Wade Deacon High School is a coeducational secondary school  with academy status, located in Widnes, Cheshire, England.

Admissions
Wade Deacon has a Public Admissions Number of 300 per year and is oversubscribed. It is situated on Birchfield Road (B5419) between the districts of Farnworth (to the north) and Appleton (to the south) and opposite Victoria Park. Widnes railway station is just north of the school, and Widnes Golf Club is next door to the west. It is in the parish of St John, Widnes.

History

Grammar school
It was formerly two grammar schools - Wade Deacon Grammar School for Boys and Wade Deacon Grammar School for Girls. The school was named after Sir Henry Wade-Deacon CBE, Chairman of Lancashire County Council for four years until January 1931, and was one of seven sons of Henry Deacon, an important local industrialist of the United Alkali Company (now Ineos) and friend of Michael Faraday.

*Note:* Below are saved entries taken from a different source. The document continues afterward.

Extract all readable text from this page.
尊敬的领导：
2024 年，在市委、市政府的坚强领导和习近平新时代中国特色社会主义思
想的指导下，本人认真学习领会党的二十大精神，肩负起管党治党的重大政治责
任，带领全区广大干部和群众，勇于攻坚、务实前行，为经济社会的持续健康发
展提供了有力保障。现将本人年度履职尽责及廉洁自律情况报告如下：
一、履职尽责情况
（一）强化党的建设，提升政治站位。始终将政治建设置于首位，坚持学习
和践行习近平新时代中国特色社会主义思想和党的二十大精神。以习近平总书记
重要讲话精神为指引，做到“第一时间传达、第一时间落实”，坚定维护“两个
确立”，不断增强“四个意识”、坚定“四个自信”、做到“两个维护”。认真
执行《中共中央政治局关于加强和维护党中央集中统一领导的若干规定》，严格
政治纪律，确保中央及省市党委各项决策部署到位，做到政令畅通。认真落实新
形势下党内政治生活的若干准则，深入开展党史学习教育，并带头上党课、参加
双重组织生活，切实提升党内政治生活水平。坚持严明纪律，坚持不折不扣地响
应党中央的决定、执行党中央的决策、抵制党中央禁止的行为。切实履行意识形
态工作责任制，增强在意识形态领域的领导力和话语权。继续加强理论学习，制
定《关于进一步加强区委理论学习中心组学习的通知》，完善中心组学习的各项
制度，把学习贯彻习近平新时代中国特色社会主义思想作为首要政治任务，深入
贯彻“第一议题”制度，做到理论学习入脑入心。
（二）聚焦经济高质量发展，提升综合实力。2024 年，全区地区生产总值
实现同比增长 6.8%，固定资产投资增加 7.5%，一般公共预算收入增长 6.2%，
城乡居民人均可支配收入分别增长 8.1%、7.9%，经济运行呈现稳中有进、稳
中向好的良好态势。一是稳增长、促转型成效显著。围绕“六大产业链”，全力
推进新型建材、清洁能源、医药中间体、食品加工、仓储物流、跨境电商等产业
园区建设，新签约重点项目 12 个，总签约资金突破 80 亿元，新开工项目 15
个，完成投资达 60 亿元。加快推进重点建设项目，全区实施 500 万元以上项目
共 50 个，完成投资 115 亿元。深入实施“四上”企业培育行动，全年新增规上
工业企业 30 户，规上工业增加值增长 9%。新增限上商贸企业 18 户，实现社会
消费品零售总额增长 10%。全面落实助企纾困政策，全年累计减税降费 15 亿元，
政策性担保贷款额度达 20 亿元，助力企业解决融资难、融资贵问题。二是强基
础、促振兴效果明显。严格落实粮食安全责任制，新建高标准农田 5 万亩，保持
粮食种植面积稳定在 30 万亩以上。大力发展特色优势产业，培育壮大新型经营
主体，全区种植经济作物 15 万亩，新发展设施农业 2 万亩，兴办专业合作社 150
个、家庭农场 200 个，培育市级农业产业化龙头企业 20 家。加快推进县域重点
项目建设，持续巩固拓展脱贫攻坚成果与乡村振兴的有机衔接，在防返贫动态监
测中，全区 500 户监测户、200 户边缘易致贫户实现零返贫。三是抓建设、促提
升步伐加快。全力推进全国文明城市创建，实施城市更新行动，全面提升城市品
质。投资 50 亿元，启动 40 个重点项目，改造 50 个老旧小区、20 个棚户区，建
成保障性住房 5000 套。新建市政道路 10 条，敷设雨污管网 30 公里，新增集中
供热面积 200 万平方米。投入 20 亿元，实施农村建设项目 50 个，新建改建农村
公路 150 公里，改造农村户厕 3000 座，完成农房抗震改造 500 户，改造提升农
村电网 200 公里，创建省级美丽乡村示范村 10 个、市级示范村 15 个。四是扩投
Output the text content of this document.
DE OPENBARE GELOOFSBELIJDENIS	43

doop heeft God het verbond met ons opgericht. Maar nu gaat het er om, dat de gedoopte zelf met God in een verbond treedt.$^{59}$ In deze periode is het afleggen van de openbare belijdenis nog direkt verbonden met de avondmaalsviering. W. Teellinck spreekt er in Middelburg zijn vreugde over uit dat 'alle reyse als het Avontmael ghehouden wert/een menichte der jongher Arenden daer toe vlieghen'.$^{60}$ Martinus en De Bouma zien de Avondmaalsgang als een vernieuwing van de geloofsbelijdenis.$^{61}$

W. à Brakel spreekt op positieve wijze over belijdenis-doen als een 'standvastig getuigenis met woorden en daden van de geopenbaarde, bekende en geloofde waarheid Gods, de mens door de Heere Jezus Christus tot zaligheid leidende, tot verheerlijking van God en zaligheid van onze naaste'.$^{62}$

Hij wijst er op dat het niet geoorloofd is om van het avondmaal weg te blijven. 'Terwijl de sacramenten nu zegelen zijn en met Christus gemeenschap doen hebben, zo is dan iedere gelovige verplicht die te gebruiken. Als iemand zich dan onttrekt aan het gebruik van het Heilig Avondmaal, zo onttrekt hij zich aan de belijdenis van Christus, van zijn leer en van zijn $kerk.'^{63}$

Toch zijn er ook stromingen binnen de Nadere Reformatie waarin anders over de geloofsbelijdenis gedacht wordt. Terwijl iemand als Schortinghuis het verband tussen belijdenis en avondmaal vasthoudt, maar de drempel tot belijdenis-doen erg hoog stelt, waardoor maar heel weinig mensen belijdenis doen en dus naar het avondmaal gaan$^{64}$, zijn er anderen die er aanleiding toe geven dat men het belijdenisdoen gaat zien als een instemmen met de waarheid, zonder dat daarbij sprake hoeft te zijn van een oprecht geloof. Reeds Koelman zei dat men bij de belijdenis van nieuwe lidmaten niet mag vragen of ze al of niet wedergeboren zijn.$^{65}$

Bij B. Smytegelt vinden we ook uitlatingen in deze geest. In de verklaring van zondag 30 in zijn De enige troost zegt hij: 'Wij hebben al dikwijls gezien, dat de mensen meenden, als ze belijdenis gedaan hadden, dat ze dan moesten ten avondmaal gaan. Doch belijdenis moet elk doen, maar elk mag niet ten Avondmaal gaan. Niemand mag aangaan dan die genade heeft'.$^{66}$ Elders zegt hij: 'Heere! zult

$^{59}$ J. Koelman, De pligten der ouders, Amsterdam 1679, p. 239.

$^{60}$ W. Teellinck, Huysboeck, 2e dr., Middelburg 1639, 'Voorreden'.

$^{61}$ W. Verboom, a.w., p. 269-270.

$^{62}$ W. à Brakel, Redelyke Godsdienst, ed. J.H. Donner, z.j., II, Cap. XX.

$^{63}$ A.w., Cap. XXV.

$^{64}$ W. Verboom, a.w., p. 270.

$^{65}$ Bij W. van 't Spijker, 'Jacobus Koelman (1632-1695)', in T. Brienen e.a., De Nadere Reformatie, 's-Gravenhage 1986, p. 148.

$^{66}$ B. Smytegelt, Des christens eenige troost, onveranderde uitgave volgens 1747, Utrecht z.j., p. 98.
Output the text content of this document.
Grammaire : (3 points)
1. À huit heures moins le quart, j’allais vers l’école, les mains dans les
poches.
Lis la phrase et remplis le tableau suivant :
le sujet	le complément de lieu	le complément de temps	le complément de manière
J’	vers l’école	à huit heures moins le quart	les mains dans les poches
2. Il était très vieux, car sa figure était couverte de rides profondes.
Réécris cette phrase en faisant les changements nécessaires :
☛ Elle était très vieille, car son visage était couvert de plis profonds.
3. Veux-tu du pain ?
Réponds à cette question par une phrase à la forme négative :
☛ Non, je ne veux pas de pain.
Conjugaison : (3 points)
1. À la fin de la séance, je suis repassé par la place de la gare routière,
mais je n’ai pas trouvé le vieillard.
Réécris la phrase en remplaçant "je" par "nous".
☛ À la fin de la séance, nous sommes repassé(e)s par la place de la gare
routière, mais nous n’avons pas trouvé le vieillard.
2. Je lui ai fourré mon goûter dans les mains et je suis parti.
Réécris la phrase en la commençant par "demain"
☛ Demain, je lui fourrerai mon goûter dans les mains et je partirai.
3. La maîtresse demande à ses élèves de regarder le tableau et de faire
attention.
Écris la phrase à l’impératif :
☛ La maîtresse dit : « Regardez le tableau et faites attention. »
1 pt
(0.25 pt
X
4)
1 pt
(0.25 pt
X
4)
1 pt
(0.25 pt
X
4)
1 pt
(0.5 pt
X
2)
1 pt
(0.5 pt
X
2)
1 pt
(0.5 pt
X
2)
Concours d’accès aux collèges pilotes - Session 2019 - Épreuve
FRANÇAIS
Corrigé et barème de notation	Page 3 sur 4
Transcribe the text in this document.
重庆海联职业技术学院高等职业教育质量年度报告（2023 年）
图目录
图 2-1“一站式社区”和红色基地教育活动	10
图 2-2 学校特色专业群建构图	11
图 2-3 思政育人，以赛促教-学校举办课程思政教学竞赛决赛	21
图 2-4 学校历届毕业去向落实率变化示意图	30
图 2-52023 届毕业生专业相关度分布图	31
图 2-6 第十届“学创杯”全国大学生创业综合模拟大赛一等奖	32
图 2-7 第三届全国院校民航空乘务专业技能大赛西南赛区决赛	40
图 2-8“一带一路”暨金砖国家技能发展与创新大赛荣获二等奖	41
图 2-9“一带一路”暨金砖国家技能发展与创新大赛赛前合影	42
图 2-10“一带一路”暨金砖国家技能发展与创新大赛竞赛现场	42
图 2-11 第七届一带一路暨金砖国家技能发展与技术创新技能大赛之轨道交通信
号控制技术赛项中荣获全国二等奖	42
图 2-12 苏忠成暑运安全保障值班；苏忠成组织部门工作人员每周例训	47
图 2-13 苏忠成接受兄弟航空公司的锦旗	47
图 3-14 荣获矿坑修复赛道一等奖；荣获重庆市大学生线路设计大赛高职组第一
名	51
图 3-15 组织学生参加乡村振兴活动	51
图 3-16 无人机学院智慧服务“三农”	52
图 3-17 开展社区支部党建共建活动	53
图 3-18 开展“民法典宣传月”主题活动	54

He died on 29 July 1932 aged 79, being born on 18 October 1852. He left a will of around £75,000.

It was designed by Stephen Wilkinson, the architect of Lancashire County Council. It had room for 550 boys and girls. The grand-designed building was made of Ravenhead and multi-coloured rustic bricks with stone dressings. The floors of the main entrance were made marble terrazzo. The main drive from Birchfield Road was finished with Carnforth gravel. The building included two hard tennis courts. It opened as a single mixed grammar school in September 1931 with grounds of . The school separated into separate gender schools in September 1947, next door to each other, with 400 in the boys' school and 450 in the girls' school. It was administered by the Widnes Committee for Education, part of Lancashire Education Committee, based on Lugsdale Road, and later in the 1960s known as the Widnes Excepted District. The girls' school had 700 girls in 1953, 500 in 1958, and 600 from 1967-74. The boys' school had 450 boys in 1953, 600 in 1960, and 700 from 1964-74. Rugby was an important sport at the boys' school.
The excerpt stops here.